SIOUX CITY -- From the time she was a young child, the Rev. Erica MacCreaigh knew she wanted to become a parish pastor.
But MacCreaigh initially took a different path, first becoming a librarian, who specialized in prison and jail. She worked in the Colorado State Prison System and the Arapahoe County Detention Facility before returning to her early calling.
"I had some interesting experiences in that other field, but that pull toward parish ministry never went away," said MacCreaigh, who now serves as a pastor at Sioux City Westminster Presbyterian Church.
Back when MacCreaigh was going through the ordination process in Denver, she took a unit of clinical pastoral education (CPE). When she was doing the day to day work of a parish pastor in Sioux City, MacCreaigh realized she needed to take another unit of CPE to polish her pastoral skills. She entered the Clinical Pastoral Education program at St. Luke's College, completing 400 supervised hours of training in March.
"My first unit was six years ago and then I didn't have a pastorate for four years, so the skills got rusty," MacCreaigh explained.
While some young seminarians take CPE through St. Luke's College, the Rev. Roger Cauthon, department chair of Clinical Pastoral Education, said the majority are second-career students. CPE is an opportunity for lay persons, pastors, church leaders and healthcare professionals to get clinical experience as a chaplain in the hospital setting through visitation.
Cauthon said there is a demand for hospital chaplains. Most major hospitals, he said, have a spiritual care staff that treat all patients, regardless of their religious background.
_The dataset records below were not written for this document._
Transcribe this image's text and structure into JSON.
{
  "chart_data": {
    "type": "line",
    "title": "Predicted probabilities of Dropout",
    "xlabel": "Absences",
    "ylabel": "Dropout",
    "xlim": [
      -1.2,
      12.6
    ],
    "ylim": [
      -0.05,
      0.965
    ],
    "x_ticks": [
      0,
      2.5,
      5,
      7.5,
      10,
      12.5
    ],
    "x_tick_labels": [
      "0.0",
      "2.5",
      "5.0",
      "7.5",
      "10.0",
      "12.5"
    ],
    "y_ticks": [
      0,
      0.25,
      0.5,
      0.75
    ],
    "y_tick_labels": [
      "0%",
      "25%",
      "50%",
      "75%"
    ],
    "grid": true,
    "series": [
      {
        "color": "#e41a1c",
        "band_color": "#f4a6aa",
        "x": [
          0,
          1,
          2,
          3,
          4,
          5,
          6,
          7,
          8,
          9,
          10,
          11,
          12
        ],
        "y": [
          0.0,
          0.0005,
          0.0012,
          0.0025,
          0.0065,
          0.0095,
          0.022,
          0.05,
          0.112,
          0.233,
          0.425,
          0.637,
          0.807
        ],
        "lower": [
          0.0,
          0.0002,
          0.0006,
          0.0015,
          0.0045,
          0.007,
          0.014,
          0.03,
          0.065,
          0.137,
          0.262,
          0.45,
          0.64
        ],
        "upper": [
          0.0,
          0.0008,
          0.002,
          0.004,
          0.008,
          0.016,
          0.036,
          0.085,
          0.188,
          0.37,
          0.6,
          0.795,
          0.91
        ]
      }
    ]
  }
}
"It's really a training in how do you be with a person that's really in the worst moment ever of their lives and, as they say in the medical field, do no harm, but help them to expand themselves and accept what's going on and to hopefully heal more quickly with spiritual help and some emotional support," he said.
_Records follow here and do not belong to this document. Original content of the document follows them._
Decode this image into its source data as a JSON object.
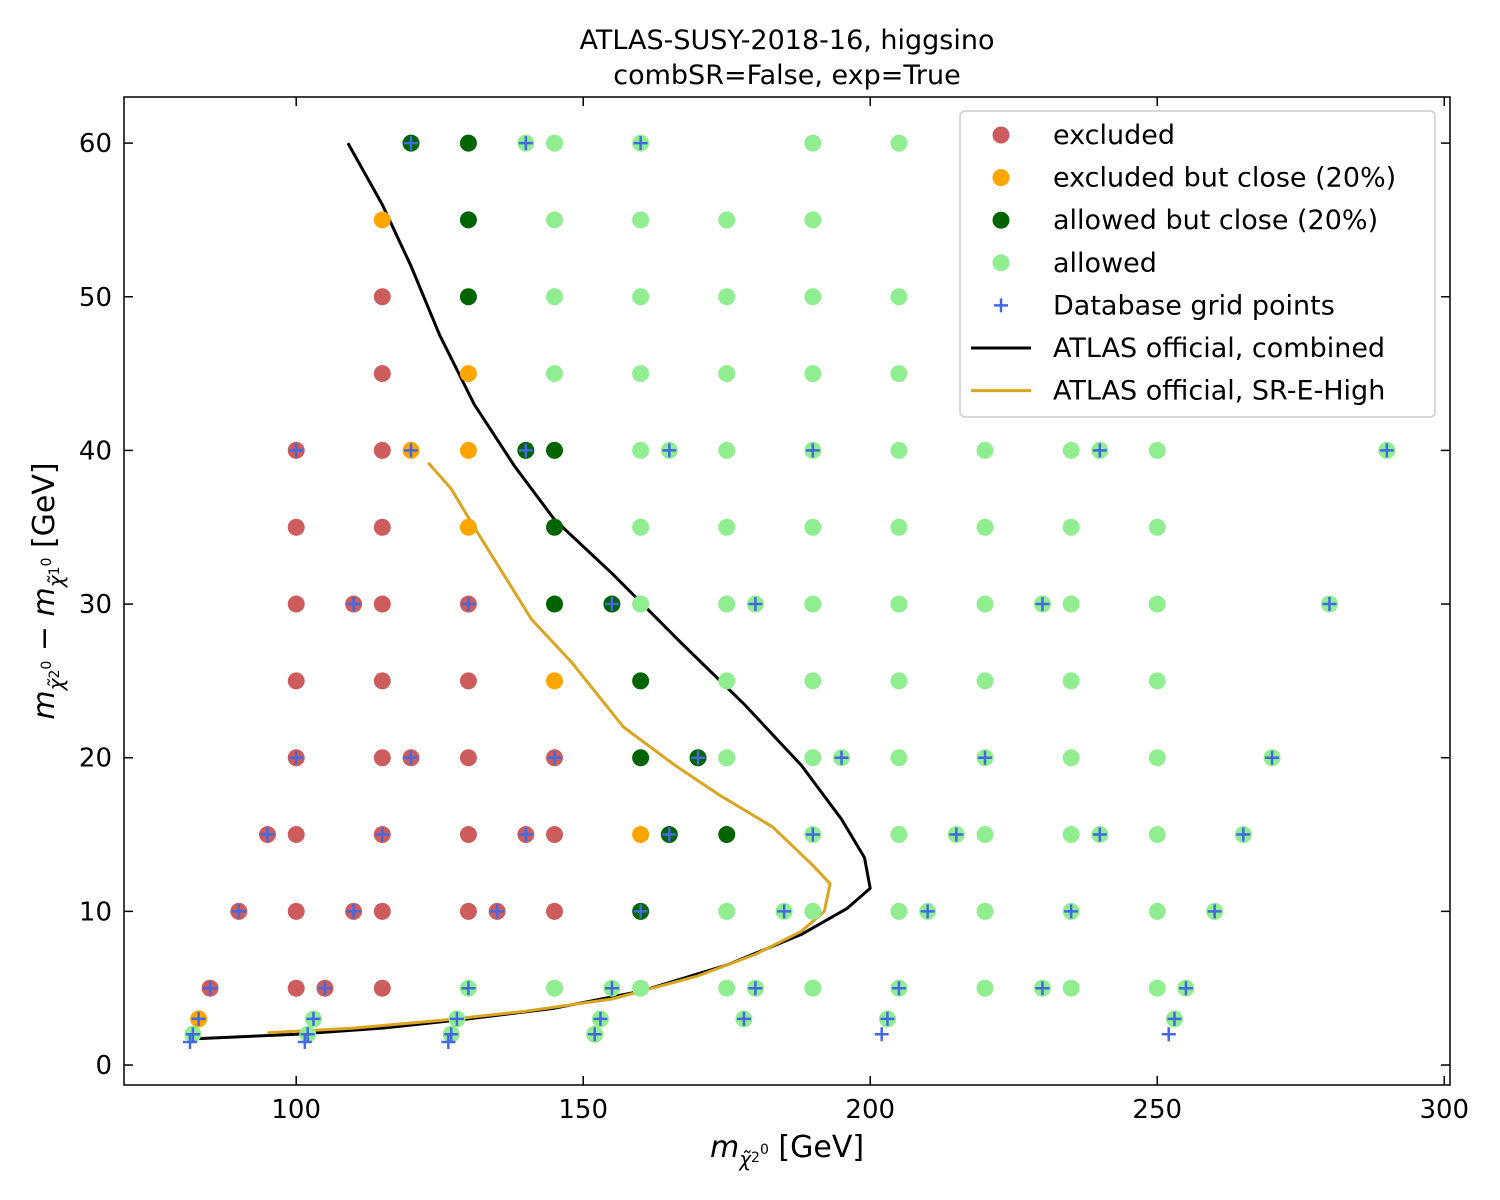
{
  "chart_data": {
    "type": "scatter",
    "title": "ATLAS-SUSY-2018-16, higgsino",
    "subtitle": "combSR=False, exp=True",
    "xlabel": "m_{χ̃2⁰} [GeV]",
    "ylabel": "m_{χ̃2⁰} − m_{χ̃1⁰} [GeV]",
    "xlim": [
      70,
      301
    ],
    "ylim": [
      -1.3,
      63
    ],
    "xticks": [
      100,
      150,
      200,
      250,
      300
    ],
    "yticks": [
      0,
      10,
      20,
      30,
      40,
      50,
      60
    ],
    "grid": false,
    "legend_placement": "upper-right",
    "colors": {
      "excluded": "#cd5c5c",
      "excluded_close": "#ffa500",
      "allowed_close": "#006400",
      "allowed": "#90ee90",
      "grid_points": "#4169e1",
      "combined": "#000000",
      "sr_e_high": "#daa520"
    },
    "series": [
      {
        "name": "excluded",
        "kind": "points",
        "color_key": "excluded",
        "points": [
          [
            85,
            5
          ],
          [
            90,
            10
          ],
          [
            95,
            15
          ],
          [
            100,
            5
          ],
          [
            100,
            10
          ],
          [
            100,
            15
          ],
          [
            100,
            20
          ],
          [
            100,
            25
          ],
          [
            100,
            30
          ],
          [
            100,
            35
          ],
          [
            100,
            40
          ],
          [
            105,
            5
          ],
          [
            110,
            10
          ],
          [
            110,
            30
          ],
          [
            115,
            5
          ],
          [
            115,
            10
          ],
          [
            115,
            15
          ],
          [
            115,
            20
          ],
          [
            115,
            25
          ],
          [
            115,
            30
          ],
          [
            115,
            35
          ],
          [
            115,
            40
          ],
          [
            115,
            45
          ],
          [
            115,
            50
          ],
          [
            120,
            20
          ],
          [
            130,
            10
          ],
          [
            130,
            15
          ],
          [
            130,
            20
          ],
          [
            130,
            25
          ],
          [
            130,
            30
          ],
          [
            135,
            10
          ],
          [
            140,
            15
          ],
          [
            145,
            10
          ],
          [
            145,
            15
          ],
          [
            145,
            20
          ]
        ]
      },
      {
        "name": "excluded but close (20%)",
        "kind": "points",
        "color_key": "excluded_close",
        "points": [
          [
            83,
            3
          ],
          [
            115,
            55
          ],
          [
            120,
            40
          ],
          [
            130,
            35
          ],
          [
            130,
            40
          ],
          [
            130,
            45
          ],
          [
            145,
            25
          ],
          [
            160,
            15
          ]
        ]
      },
      {
        "name": "allowed but close (20%)",
        "kind": "points",
        "color_key": "allowed_close",
        "points": [
          [
            120,
            60
          ],
          [
            130,
            50
          ],
          [
            130,
            55
          ],
          [
            130,
            60
          ],
          [
            140,
            40
          ],
          [
            145,
            30
          ],
          [
            145,
            35
          ],
          [
            145,
            40
          ],
          [
            155,
            30
          ],
          [
            160,
            10
          ],
          [
            160,
            20
          ],
          [
            160,
            25
          ],
          [
            165,
            15
          ],
          [
            170,
            20
          ],
          [
            175,
            15
          ]
        ]
      },
      {
        "name": "allowed",
        "kind": "points",
        "color_key": "allowed",
        "points": [
          [
            82,
            2
          ],
          [
            102,
            2
          ],
          [
            103,
            3
          ],
          [
            127,
            2
          ],
          [
            128,
            3
          ],
          [
            130,
            5
          ],
          [
            140,
            60
          ],
          [
            145,
            5
          ],
          [
            145,
            45
          ],
          [
            145,
            50
          ],
          [
            145,
            55
          ],
          [
            145,
            60
          ],
          [
            152,
            2
          ],
          [
            153,
            3
          ],
          [
            155,
            5
          ],
          [
            160,
            5
          ],
          [
            160,
            30
          ],
          [
            160,
            35
          ],
          [
            160,
            40
          ],
          [
            160,
            45
          ],
          [
            160,
            50
          ],
          [
            160,
            55
          ],
          [
            160,
            60
          ],
          [
            165,
            40
          ],
          [
            175,
            5
          ],
          [
            175,
            10
          ],
          [
            175,
            20
          ],
          [
            175,
            25
          ],
          [
            175,
            30
          ],
          [
            175,
            35
          ],
          [
            175,
            40
          ],
          [
            175,
            45
          ],
          [
            175,
            50
          ],
          [
            175,
            55
          ],
          [
            178,
            3
          ],
          [
            180,
            5
          ],
          [
            180,
            30
          ],
          [
            185,
            10
          ],
          [
            190,
            5
          ],
          [
            190,
            10
          ],
          [
            190,
            15
          ],
          [
            190,
            20
          ],
          [
            190,
            25
          ],
          [
            190,
            30
          ],
          [
            190,
            35
          ],
          [
            190,
            40
          ],
          [
            190,
            45
          ],
          [
            190,
            50
          ],
          [
            190,
            55
          ],
          [
            190,
            60
          ],
          [
            195,
            20
          ],
          [
            203,
            3
          ],
          [
            205,
            5
          ],
          [
            205,
            10
          ],
          [
            205,
            15
          ],
          [
            205,
            20
          ],
          [
            205,
            25
          ],
          [
            205,
            30
          ],
          [
            205,
            35
          ],
          [
            205,
            40
          ],
          [
            205,
            45
          ],
          [
            205,
            50
          ],
          [
            205,
            60
          ],
          [
            210,
            10
          ],
          [
            215,
            15
          ],
          [
            220,
            5
          ],
          [
            220,
            10
          ],
          [
            220,
            15
          ],
          [
            220,
            20
          ],
          [
            220,
            25
          ],
          [
            220,
            30
          ],
          [
            220,
            35
          ],
          [
            220,
            40
          ],
          [
            230,
            5
          ],
          [
            230,
            30
          ],
          [
            235,
            5
          ],
          [
            235,
            10
          ],
          [
            235,
            15
          ],
          [
            235,
            20
          ],
          [
            235,
            25
          ],
          [
            235,
            30
          ],
          [
            235,
            35
          ],
          [
            235,
            40
          ],
          [
            240,
            15
          ],
          [
            240,
            40
          ],
          [
            250,
            5
          ],
          [
            250,
            10
          ],
          [
            250,
            15
          ],
          [
            250,
            20
          ],
          [
            250,
            25
          ],
          [
            250,
            30
          ],
          [
            250,
            35
          ],
          [
            250,
            40
          ],
          [
            253,
            3
          ],
          [
            255,
            5
          ],
          [
            260,
            10
          ],
          [
            265,
            15
          ],
          [
            270,
            20
          ],
          [
            280,
            30
          ],
          [
            290,
            40
          ]
        ]
      },
      {
        "name": "Database grid points",
        "kind": "plus",
        "color_key": "grid_points",
        "points": [
          [
            82,
            2
          ],
          [
            81.5,
            1.5
          ],
          [
            83,
            3
          ],
          [
            85,
            5
          ],
          [
            90,
            10
          ],
          [
            95,
            15
          ],
          [
            100,
            20
          ],
          [
            100,
            40
          ],
          [
            101.5,
            1.5
          ],
          [
            102,
            2
          ],
          [
            103,
            3
          ],
          [
            105,
            5
          ],
          [
            110,
            10
          ],
          [
            110,
            30
          ],
          [
            115,
            15
          ],
          [
            120,
            20
          ],
          [
            120,
            40
          ],
          [
            120,
            60
          ],
          [
            126.5,
            1.5
          ],
          [
            127,
            2
          ],
          [
            128,
            3
          ],
          [
            130,
            5
          ],
          [
            130,
            30
          ],
          [
            135,
            10
          ],
          [
            140,
            15
          ],
          [
            140,
            40
          ],
          [
            140,
            60
          ],
          [
            145,
            20
          ],
          [
            152,
            2
          ],
          [
            153,
            3
          ],
          [
            155,
            5
          ],
          [
            155,
            30
          ],
          [
            160,
            10
          ],
          [
            160,
            60
          ],
          [
            165,
            15
          ],
          [
            165,
            40
          ],
          [
            170,
            20
          ],
          [
            178,
            3
          ],
          [
            180,
            5
          ],
          [
            180,
            30
          ],
          [
            185,
            10
          ],
          [
            190,
            15
          ],
          [
            190,
            40
          ],
          [
            195,
            20
          ],
          [
            202,
            2
          ],
          [
            203,
            3
          ],
          [
            205,
            5
          ],
          [
            210,
            10
          ],
          [
            215,
            15
          ],
          [
            220,
            20
          ],
          [
            230,
            5
          ],
          [
            230,
            30
          ],
          [
            235,
            10
          ],
          [
            240,
            15
          ],
          [
            240,
            40
          ],
          [
            252,
            2
          ],
          [
            253,
            3
          ],
          [
            255,
            5
          ],
          [
            260,
            10
          ],
          [
            265,
            15
          ],
          [
            270,
            20
          ],
          [
            280,
            30
          ],
          [
            290,
            40
          ]
        ]
      },
      {
        "name": "ATLAS official, combined",
        "kind": "line",
        "color_key": "combined",
        "points": [
          [
            82,
            1.7
          ],
          [
            100,
            2.0
          ],
          [
            115,
            2.4
          ],
          [
            130,
            3.0
          ],
          [
            145,
            3.7
          ],
          [
            160,
            4.8
          ],
          [
            175,
            6.5
          ],
          [
            188,
            8.5
          ],
          [
            196,
            10.2
          ],
          [
            200,
            11.5
          ],
          [
            199,
            13.5
          ],
          [
            195,
            16.0
          ],
          [
            188,
            19.5
          ],
          [
            178,
            23.5
          ],
          [
            167,
            27.5
          ],
          [
            155,
            32.0
          ],
          [
            145,
            35.5
          ],
          [
            138,
            39.0
          ],
          [
            131,
            43.0
          ],
          [
            125,
            47.5
          ],
          [
            120,
            52.0
          ],
          [
            115,
            56.0
          ],
          [
            109,
            60.0
          ]
        ]
      },
      {
        "name": "ATLAS official, SR-E-High",
        "kind": "line",
        "color_key": "sr_e_high",
        "points": [
          [
            95,
            2.1
          ],
          [
            110,
            2.4
          ],
          [
            125,
            2.9
          ],
          [
            140,
            3.5
          ],
          [
            155,
            4.3
          ],
          [
            170,
            5.8
          ],
          [
            180,
            7.2
          ],
          [
            188,
            8.7
          ],
          [
            192,
            10.0
          ],
          [
            193,
            11.8
          ],
          [
            190,
            13.0
          ],
          [
            183,
            15.5
          ],
          [
            174,
            17.5
          ],
          [
            166,
            19.5
          ],
          [
            157,
            22.0
          ],
          [
            148,
            26.2
          ],
          [
            141,
            29.0
          ],
          [
            136,
            32.0
          ],
          [
            131,
            35.0
          ],
          [
            127,
            37.5
          ],
          [
            123,
            39.2
          ]
        ]
      }
    ]
  }
}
St. Luke's College has a long history of providing pastoral education. The first CPE program, Cauthon said, began in 1982. Last year, he said 30 students completed the program. Ideally, Cauthon noted, prospective students should have both an undergraduate degree and a seminary education or a graduate degree in religion, but he said a lay person from a church could enroll in the program.
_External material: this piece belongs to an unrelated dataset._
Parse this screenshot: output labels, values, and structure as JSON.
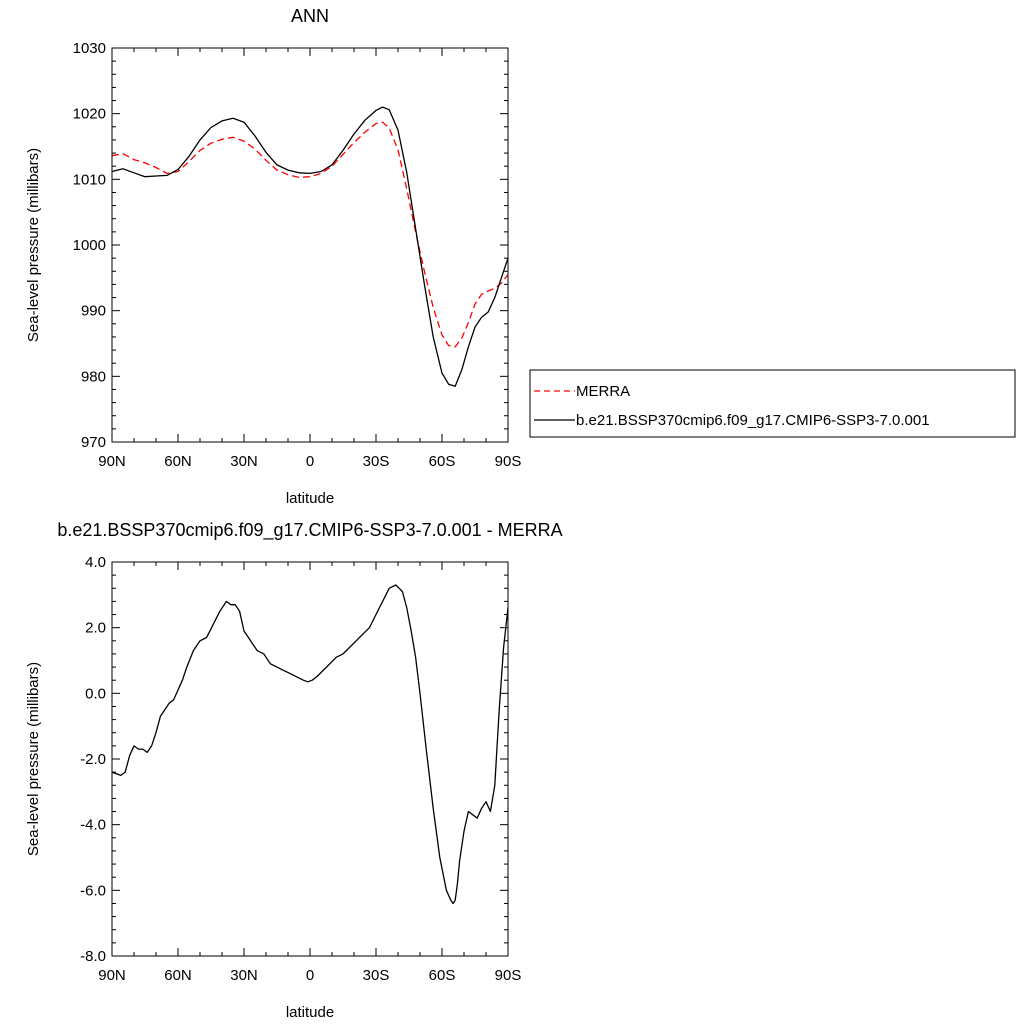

He cautioned that CPE is not the same as other graduate programs, where students read books and take tests. Instead, he said students meet with people in crisis in a hospital setting, write up a report about their experience verbatim and discuss it with a group of approximately five students who provide feedback.
"What we're really studying are the living human documents for our text, which are the students and the patients; and we're learning from them," he said. "A student will bring in a verbatim and we'll spend and hour, hour and a half talking about, 'Why did you say that?' or 'I wonder what was going one here?' or 'What was happening inside of you?'"
MacCreaigh said the verbatims challenged her attention to detail and memory.
"You've really got to pay attention in an encounter with a patient or parishioner in order to be able to report it and then being honest and somewhat exposed when you're sharing this with your peers and then being able to learn from their input," she said. "If we're not very honest and thoughtful in our feedback with each other, it's not a good learning experience."
Chaplains have to be able to cross racial, ethnic, cultural and religious bridges to help and support patients. Cauthon said they have just a couple minutes to become an "intimate stranger."
"A patient coming to a hospital is very much alone. They're in a strange place. They feel odd and out of place," he said.
According to Cauthon, studies show that patients who have had one or more visits with a chaplain report that their overall hospital experience is much better. Cauthon said students learn to listen not only for content, but what the patient is saying emotionally. He said chaplains are not just there for patients and family members, but also provide support to hospital staff who experience trauma and carry it with them.
In some of the best encounters with patients, MacCreaigh said a prayer might not be offered or God's name might not even be mentioned.
"You know it's a good encounter when the patient is talking and sharing what that experience is like," she said.
Chaplains should be curious, able to see people in a positive light and have compassion and empathy, according to Cauthon and MacCreaigh.
"We too are fragile. We're all going to be in those places," Cauthon said. "We're not fixers. We don't go and offer solutions. We go in to be with."